Nunca tuve que probar su contenido, que por entonces se consideraba una de las cosas más desagradables que uno podía meterse en la boca: el aceite de hígado de bacalao, panacea que los mayores se empeñaban en suministrar a los niños débiles o inapetentes; en mi casa, quizá por ser casa de boticario, no se implantó esa costumbre.
Pero recuerdo, de la farmacia paterna, los frascos de Emulsión Scott con su grabado de un fornido marinero que lleva a su espalda un bacalao casi tan grande como él. Tengo entendido que hoy la casa ha adoptado el sistema de Mary Poppins y han añadido al compuesto alguna sustancia que hace que sea más fácil de tragar.
¡Con lo bueno que está el hígado de bacalao tal cual! Un ilustre desconocido entre nosotros. Yo aprendí a apreciarlo en mis tiempos de cronista parlamentario, cuando la pandilla iba a tomar una “verbena” de ahumados, y las cañas correspondientes, a una tasca cuyo nombre he olvidado, vecina del Teatro Español.
Allí, junto con los canapés de diversos ahumados, nos ponían alguno de paté de hígado de bacalao. Era de lata, una lata en la que figuraba un sonriente marino. Lo servían muy frío. Pronto renuncié al resto de la verbena para especializarme en el hígado de bacalao: me encantaba.

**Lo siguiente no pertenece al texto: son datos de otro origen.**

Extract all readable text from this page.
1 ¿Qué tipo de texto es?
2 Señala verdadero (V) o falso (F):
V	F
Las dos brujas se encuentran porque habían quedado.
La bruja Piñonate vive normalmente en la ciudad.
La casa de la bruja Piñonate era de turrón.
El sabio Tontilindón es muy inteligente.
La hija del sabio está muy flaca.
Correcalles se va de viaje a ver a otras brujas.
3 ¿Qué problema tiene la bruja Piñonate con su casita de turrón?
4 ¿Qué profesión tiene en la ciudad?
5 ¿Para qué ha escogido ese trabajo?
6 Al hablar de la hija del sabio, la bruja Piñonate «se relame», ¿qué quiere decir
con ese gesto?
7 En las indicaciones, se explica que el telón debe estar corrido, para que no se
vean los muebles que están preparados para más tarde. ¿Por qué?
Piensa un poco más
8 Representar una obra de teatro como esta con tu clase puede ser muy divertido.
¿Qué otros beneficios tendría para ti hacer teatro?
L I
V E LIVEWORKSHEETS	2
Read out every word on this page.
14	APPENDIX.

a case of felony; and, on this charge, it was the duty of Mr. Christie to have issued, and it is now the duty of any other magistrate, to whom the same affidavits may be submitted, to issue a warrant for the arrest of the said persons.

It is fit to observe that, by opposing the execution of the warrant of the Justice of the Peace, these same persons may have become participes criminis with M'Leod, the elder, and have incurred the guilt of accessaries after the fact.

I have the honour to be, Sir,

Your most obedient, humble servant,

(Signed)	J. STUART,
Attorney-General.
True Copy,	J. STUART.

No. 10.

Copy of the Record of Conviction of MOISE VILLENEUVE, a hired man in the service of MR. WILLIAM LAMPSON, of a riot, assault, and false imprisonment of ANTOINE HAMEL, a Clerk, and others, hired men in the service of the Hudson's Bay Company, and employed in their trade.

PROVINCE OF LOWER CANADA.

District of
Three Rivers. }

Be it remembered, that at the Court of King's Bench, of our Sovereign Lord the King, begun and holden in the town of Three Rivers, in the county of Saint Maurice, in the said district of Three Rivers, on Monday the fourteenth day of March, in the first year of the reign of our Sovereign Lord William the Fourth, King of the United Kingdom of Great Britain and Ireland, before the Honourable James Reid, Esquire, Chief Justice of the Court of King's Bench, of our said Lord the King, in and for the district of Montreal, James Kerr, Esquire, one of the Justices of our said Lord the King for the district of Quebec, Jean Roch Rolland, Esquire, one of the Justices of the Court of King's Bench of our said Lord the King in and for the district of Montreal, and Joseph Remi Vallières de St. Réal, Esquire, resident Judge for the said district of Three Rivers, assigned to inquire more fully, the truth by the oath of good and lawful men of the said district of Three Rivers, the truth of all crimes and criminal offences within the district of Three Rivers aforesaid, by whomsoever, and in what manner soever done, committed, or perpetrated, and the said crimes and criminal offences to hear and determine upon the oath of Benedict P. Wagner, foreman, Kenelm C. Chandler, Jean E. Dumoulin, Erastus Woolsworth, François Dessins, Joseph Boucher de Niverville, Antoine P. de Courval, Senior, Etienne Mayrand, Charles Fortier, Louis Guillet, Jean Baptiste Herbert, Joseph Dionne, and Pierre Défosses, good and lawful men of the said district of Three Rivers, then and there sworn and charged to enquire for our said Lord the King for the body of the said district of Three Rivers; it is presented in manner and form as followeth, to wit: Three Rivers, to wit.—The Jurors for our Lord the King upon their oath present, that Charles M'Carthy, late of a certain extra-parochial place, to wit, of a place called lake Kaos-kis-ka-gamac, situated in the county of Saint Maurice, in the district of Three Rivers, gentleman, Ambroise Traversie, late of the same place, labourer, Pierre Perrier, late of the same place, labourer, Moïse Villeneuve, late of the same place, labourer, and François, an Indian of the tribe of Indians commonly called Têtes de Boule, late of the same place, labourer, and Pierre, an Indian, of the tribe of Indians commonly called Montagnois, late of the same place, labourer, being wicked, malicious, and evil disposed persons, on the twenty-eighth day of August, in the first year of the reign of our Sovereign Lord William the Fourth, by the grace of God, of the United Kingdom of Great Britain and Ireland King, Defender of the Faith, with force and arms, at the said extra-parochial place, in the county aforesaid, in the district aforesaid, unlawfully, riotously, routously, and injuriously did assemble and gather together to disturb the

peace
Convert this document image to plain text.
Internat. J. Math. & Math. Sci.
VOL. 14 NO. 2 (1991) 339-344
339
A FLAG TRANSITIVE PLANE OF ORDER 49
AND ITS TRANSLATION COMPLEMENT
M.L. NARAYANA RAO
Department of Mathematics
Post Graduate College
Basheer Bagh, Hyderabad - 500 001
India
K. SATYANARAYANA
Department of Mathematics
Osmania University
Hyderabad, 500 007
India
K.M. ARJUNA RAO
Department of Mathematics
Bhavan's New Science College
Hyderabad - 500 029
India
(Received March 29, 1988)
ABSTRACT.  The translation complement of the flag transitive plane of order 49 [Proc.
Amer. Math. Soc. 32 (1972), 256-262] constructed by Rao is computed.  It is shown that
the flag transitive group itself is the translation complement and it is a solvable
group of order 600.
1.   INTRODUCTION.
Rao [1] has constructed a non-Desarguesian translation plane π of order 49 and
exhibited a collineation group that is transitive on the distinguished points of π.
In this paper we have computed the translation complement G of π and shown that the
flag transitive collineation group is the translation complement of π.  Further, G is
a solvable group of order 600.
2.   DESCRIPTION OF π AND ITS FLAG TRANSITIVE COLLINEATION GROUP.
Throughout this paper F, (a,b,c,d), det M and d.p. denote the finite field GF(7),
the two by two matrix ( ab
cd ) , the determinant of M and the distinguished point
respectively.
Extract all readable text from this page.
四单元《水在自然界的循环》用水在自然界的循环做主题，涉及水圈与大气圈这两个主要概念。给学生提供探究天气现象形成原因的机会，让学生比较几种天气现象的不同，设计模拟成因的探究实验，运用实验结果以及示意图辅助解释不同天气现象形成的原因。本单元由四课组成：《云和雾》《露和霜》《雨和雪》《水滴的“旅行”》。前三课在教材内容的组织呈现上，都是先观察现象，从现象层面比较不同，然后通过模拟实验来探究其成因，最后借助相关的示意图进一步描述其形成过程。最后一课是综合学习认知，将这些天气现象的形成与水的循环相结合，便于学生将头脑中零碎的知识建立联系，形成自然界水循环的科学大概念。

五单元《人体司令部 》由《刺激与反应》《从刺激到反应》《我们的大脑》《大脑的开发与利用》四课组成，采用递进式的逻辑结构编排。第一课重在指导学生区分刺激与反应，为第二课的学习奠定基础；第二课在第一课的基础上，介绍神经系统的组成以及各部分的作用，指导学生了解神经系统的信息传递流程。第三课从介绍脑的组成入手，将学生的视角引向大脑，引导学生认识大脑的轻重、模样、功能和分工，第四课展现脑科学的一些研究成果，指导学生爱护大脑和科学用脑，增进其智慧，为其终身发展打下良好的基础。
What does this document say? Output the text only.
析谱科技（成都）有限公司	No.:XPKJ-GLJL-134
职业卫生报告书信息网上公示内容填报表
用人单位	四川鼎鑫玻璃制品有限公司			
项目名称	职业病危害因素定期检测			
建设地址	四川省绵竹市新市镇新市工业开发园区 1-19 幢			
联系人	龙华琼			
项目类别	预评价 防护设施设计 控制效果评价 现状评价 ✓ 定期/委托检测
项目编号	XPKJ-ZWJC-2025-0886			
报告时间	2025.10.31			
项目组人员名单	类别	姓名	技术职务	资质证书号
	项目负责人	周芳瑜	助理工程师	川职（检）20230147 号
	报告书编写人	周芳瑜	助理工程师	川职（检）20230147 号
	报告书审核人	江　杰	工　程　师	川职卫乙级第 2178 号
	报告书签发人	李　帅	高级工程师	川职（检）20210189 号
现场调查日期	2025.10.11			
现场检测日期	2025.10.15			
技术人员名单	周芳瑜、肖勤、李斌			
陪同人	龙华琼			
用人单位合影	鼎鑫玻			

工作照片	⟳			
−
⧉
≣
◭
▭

Bastantes años después, en las islas Lofoten, me reencontré con el hígado de bacalao, aquí sí que al natural. Nos daban bacalao -bacalao fresco, skrei- hasta para desayunar. Cocido, sin más concesiones. Lo acompañaba un bol con patatas igualmente cocidas... y otro con hígado de bacalao, fresco, en el mismo estado; ni que decir tiene que era lo más apreciable del menú.
Era febrero, cuando los bacalaos bajan de las aguas gélidas del Mar de Barents a las poco más soportables del llamado Vestfjorden, brazo de mar que separa las Lofoten de la costa noruega; allí se produce lo que llaman gran pesca; el bacalao, en las Lofoten, es pescado de bajura. Del día.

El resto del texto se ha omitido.